There are good reasons for telecommunication companies to increase advertising in Hispanic print. For one, telcos are required by law to print the details of their offers. No medium fulfills this requirement as well as newspapers and magazines. There are also very strong demographic and economic rationale. “Hispanics index higher in telecommunications expenses,” says Al Día's Cano. Hispanics who are recent immigrants or have strong ties to their countries of origin spend 10 percent more than the average U.S. citizen on cell phones and US $6 more on monthly long-distance phone service, according to Scarborough Research. Verizon has profited from the telco services consumption habits of Hispanics. Sixty percent of Verizon's Hispanic customers are recent immigrants and heavy users of international calling cards. They spend about 18% more for Internet and telecommunications services than other customers.
Last year, the Association of Hispanic Advertising Agencies (AHAA) recommended that telcos spend about half of their marketing budgets, including DRTV, customer services, and telemarketing resources, on Spanish-speaking and bilingual Hispanics in the top 10 Hispanic DMA's (Designated Market Areas).
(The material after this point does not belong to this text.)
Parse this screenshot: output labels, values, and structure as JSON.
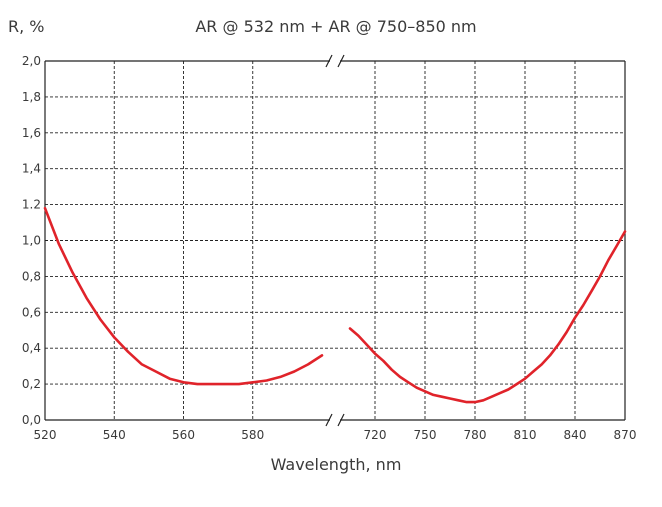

So far, telcos companies have not taken their advice. “It's a tough battle to fight,” said Shirley Brendlinger, new business development manager at Al Día (independent, weekly, circ. 50,000, Spanish) in Philadelphia. Many large companies are under the assumption that Hispanic newspapers do not offer enough reach for national advertisers. Last April, when the mobile-phone company Nextel launched marketing efforts in Miami, Los Angeles, Chicago and San Diego, it didn't run a national print campaign. Instead, Nextel opted for local and in-store advertising.
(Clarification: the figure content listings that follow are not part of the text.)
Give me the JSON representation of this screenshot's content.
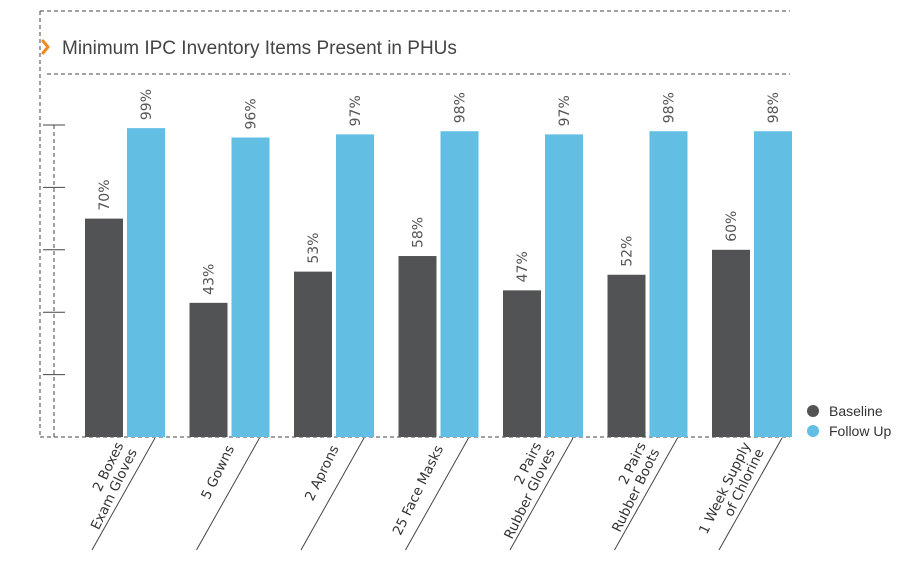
{
  "colors": {
    "baseline": "#525355",
    "follow_up": "#62bfe3",
    "title_chevron": "#f08a1d",
    "dashes": "#444444"
  },
  "chart_data": {
    "type": "bar",
    "title": "Minimum IPC Inventory Items Present in PHUs",
    "categories": [
      [
        "2 Boxes",
        "Exam Gloves"
      ],
      [
        "5 Gowns"
      ],
      [
        "2 Aprons"
      ],
      [
        "25 Face Masks"
      ],
      [
        "2 Pairs",
        "Rubber Gloves"
      ],
      [
        "2 Pairs",
        "Rubber Boots"
      ],
      [
        "1 Week Supply",
        "of Chlorine"
      ]
    ],
    "series": [
      {
        "name": "Baseline",
        "values": [
          70,
          43,
          53,
          58,
          47,
          52,
          60
        ],
        "labels": [
          "70%",
          "43%",
          "53%",
          "58%",
          "47%",
          "52%",
          "60%"
        ]
      },
      {
        "name": "Follow Up",
        "values": [
          99,
          96,
          97,
          98,
          97,
          98,
          98
        ],
        "labels": [
          "99%",
          "96%",
          "97%",
          "98%",
          "97%",
          "98%",
          "98%"
        ]
      }
    ],
    "ylim": [
      0,
      100
    ],
    "grid": false,
    "legend": "bottom-right"
  }
}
It put Spanish-speaking staff in its stores and translated brochures and contracts into Spanish. Nextel also skewed advertising to Spanish radio stations in areas where Spanish-language newspapers aren't as heavily circulated. Small to mid-size Hispanic publications offer national telecommunications firms relatively small advertising opportunities. An annual program can cost US $40,000-$50,000Día's Brendlinger, there are two ways for a publisher to go after telecommunications ad dollars. “On the one hand, there are national brands with long term contracts and commitments, and on the other, retail locations within the newspaper's footprint,” she explains. “Right now in Philadelphia there are 4 or 5 Verizon stores opening up.” National ad-campaigns emphasize branding and lifestyles (freedom, independence) associated with their products, and usually have larger budgets than local retailers. Some of the national brands' ad budgets go to national magazines. Nokia Corporation and Cingular Wireless are relatively large advertisers in Hispanic magazines. According to figures from HispanicMagazineMonitor, each has spent over US $330,000 during the first eight months of this year.
Retailers of telecommunications products also advertise. They are usually promised a certain amount of advertising by their franchiser (the national company). Cano of Al Día notes that “dealers want immediate results that will drive traffic,” while national brands aren't as interested in promotions.